Pin This salad has become my answer to every spring invitation and every moment when I want something that feels fresh without a lot of fuss. It's the kind of recipe that makes people lean over and ask what's in this, and I'm always happy to tell them.
Recipe Q&A
- → Can I prepare this salad ahead of time?
Yes, you can cook the pasta and prepare the dressing several hours in advance. Store them separately in the refrigerator. Toss everything together just before serving to keep the greens fresh and the pasta from becoming soggy.
- → How do I prevent the strawberries from getting mushy?
Slice the strawberries just before assembling the salad. If preparing ahead, keep them separate and add them at the last moment.

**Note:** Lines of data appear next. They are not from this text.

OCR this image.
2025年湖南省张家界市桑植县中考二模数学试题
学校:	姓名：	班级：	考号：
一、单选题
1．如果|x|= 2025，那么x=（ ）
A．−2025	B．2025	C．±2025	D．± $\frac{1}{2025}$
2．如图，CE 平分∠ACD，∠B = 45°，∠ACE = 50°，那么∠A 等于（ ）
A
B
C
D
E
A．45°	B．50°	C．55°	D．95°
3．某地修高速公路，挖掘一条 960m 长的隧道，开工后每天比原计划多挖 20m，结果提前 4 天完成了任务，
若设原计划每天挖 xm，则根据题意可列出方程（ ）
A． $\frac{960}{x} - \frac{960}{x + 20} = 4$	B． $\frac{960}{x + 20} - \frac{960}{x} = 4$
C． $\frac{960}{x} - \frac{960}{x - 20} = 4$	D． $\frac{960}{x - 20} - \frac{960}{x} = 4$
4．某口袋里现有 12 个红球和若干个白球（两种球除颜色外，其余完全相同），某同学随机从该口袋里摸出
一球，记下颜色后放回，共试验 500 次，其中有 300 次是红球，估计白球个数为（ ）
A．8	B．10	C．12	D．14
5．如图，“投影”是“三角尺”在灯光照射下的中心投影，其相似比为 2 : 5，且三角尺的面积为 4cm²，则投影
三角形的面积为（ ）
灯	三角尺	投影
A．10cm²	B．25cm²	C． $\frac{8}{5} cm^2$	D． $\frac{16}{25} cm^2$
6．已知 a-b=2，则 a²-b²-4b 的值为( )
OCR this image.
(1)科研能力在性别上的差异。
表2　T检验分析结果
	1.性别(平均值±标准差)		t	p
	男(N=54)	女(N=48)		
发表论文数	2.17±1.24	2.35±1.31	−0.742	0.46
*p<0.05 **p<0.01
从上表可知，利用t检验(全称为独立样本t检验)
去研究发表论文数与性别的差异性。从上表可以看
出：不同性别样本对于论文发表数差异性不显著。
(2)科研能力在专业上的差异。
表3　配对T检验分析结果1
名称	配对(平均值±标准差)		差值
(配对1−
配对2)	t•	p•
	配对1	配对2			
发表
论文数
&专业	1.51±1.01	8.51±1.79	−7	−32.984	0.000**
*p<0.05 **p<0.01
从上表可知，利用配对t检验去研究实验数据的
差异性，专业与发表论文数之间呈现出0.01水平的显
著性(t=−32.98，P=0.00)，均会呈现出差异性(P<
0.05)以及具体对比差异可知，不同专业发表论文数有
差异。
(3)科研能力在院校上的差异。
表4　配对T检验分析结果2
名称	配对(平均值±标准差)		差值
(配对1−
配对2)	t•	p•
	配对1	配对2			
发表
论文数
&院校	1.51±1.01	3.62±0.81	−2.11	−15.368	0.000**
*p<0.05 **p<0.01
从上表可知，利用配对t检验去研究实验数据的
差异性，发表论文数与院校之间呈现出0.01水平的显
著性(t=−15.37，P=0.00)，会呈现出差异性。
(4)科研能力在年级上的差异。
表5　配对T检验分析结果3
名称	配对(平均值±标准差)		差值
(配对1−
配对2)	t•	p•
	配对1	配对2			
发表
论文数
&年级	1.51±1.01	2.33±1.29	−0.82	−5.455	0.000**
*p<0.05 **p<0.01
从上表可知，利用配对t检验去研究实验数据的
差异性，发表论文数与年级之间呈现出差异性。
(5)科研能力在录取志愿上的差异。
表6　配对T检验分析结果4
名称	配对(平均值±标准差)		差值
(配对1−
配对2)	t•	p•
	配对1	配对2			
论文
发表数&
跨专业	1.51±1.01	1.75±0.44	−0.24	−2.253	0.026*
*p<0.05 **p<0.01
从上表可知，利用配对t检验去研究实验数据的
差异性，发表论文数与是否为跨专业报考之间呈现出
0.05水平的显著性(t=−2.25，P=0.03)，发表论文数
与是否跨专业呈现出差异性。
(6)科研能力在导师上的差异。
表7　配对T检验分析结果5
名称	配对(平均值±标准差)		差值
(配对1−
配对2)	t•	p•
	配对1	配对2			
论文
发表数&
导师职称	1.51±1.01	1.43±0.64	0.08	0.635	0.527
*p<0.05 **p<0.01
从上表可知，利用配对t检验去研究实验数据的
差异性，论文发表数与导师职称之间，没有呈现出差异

This preserves their texture and prevents excess moisture from dampening the other ingredients.
- → What can I substitute for feta cheese?
Crumbled goat cheese, ricotta salata, or vegan cheese alternatives work wonderfully. For a completely dairy-free version, omit cheese entirely and let the poppy seed dressing be your star ingredient.
- → How should I toast the almonds?
Spread almonds on a dry skillet over medium heat for 3-5 minutes, stirring frequently until fragrant and lightly golden. Alternatively, toast them in a 350°F oven for 8-10 minutes. Cool completely before adding to the salad.
- → Is this salad suitable for meal prep?
The pasta, dressing, and nuts keep well for 3-4 days when stored separately in airtight containers. Assemble individual portions when ready to eat, adding the spinach and strawberries fresh for best quality and texture.
- → What protein options pair well with this salad?
Grilled chicken breast, chickpeas, or white beans complement the fruity and tangy flavors beautifully. For vegetarian options, add more nuts or legumes. Grilled shrimp also works wonderfully if you enjoy seafood combinations.